Some technology experts have raised concerns that AI systems can be used to create scores of content in the game of search engine optimization. Fractl, a content marketing agency, used an open-source tool called Grover to make a blog with AI-generated text. Even the headshots of the blog’s authors were the result of AI. For now, AI-generated text isn’t difficult to spot due to its tics, like repeating specific words. At the same time, web searches using virtual assistants, which provide fewer answers than a traditional search, may cut down on spam in search results.
UP FOR DEBATE
Just days after its 150th birthday, The Vindicator, based in Youngstown, Ohio, announced it would shut down in late August. Joshua Benton writes, “I don’t think this is a Youngstown story. I fear we’ll look back on this someday as the beginning of an important (and negative) shift in local news in America.” On the heels of reports that the journalism industry faces its worst job losses since the Great Recession, Benton claims that many of the people behind family-owned newspapers like The Vindicator “want to get out” of the business, and have wanted to do so “for generations.” Yet no chains opted to buy the paper in an industry built on a mix of cuts and consolidation.

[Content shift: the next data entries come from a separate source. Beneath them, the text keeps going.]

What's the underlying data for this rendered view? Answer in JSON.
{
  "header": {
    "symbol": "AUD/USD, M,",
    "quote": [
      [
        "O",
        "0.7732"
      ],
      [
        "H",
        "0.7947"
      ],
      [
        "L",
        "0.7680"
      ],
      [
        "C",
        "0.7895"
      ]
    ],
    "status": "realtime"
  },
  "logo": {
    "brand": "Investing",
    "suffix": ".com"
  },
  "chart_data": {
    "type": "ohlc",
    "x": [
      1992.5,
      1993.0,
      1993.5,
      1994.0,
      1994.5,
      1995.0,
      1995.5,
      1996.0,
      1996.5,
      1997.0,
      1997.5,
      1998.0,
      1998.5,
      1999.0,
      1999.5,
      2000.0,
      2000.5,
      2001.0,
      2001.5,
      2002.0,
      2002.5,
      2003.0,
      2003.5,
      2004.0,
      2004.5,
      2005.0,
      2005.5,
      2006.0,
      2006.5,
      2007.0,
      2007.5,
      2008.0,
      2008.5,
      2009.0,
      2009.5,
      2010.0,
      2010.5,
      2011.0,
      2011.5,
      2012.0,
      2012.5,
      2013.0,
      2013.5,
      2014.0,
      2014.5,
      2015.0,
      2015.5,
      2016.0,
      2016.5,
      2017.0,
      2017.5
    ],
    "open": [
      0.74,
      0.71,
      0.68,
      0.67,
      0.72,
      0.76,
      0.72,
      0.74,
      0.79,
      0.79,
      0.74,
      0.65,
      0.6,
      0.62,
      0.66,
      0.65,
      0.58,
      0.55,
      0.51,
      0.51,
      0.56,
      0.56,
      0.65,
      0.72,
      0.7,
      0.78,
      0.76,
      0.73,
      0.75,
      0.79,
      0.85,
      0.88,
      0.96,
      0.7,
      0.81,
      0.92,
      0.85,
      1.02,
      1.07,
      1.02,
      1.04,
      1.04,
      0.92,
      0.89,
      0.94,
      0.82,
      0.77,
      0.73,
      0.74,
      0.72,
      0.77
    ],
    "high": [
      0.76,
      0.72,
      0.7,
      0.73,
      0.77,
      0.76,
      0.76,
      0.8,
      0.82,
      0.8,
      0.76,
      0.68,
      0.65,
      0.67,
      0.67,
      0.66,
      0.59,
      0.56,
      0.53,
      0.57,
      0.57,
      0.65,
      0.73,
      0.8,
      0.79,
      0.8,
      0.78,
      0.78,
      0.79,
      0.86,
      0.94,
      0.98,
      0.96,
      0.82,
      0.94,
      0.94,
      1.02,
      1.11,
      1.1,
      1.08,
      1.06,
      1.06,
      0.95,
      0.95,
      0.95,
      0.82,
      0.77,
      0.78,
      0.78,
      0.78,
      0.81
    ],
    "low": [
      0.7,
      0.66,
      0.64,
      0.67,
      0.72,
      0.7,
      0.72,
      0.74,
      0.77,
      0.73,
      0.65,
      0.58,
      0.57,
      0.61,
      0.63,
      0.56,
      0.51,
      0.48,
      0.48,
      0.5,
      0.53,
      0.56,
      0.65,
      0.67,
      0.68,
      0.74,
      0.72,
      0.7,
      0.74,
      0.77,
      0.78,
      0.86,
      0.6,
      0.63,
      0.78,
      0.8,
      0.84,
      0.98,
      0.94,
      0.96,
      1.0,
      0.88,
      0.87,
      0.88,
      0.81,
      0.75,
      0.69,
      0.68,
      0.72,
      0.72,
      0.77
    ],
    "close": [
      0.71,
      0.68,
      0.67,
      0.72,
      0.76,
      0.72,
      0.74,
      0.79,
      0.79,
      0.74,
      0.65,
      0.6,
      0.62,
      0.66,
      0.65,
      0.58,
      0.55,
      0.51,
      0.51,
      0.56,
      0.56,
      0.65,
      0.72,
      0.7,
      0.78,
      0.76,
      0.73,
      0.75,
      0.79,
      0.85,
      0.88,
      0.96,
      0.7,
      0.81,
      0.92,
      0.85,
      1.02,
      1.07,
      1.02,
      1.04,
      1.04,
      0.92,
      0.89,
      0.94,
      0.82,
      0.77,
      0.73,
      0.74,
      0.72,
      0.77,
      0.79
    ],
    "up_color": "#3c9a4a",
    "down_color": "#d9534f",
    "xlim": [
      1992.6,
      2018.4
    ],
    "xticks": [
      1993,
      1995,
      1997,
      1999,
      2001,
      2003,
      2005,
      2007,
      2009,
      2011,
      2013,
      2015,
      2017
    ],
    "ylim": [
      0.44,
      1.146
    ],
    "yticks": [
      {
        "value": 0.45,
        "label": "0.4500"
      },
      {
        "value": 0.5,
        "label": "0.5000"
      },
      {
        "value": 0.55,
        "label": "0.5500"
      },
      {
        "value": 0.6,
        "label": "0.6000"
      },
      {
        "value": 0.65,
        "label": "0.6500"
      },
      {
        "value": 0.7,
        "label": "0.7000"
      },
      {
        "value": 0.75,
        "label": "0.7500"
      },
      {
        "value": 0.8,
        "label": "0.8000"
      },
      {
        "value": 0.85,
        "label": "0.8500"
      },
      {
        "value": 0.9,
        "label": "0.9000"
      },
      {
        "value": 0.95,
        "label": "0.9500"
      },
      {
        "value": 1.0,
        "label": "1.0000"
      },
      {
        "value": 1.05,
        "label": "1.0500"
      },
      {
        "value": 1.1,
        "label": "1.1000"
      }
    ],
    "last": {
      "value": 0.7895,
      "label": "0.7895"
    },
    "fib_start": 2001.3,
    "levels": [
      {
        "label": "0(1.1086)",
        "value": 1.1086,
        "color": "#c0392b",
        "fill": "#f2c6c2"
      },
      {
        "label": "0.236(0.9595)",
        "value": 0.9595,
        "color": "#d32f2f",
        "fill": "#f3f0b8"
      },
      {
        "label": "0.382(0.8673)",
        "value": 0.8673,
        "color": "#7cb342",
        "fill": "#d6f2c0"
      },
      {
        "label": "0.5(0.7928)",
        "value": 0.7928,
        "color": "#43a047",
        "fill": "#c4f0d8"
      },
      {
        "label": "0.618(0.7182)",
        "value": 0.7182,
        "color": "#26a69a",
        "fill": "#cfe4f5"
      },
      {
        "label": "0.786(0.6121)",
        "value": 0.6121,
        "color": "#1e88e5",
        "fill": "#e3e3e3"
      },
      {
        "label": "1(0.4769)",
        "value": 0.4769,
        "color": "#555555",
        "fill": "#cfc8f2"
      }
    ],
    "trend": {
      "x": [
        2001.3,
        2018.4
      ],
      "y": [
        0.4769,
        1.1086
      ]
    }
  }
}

+ Earlier: How the first U.S. city with no daily newspaper will help Trump in 2020 (Philadelphia Inquirer)
Reporting, Illustrated (Columbia Journalism Review)
In a rundown of the use of comics in journalism, Laura Thorne writes that this form “offers an antidote to the churn of the news cycle, inviting us to take a closer look at the pressing matters of our time.” Artists reveal subjects in a way that journalism alone can’t, while using an array of traditional reporting techniques like in-depth interviews and embedding in a place or with a particular subject. In one collaboration, Peruvian illustrator and author Jesús Cossio created the multimedia piece “The War for Water” with the journalist group OjoPúblico, or Public Eye. The piece explores the Tia Maria gold mine, which spurred protests that led the government to send hundreds of police.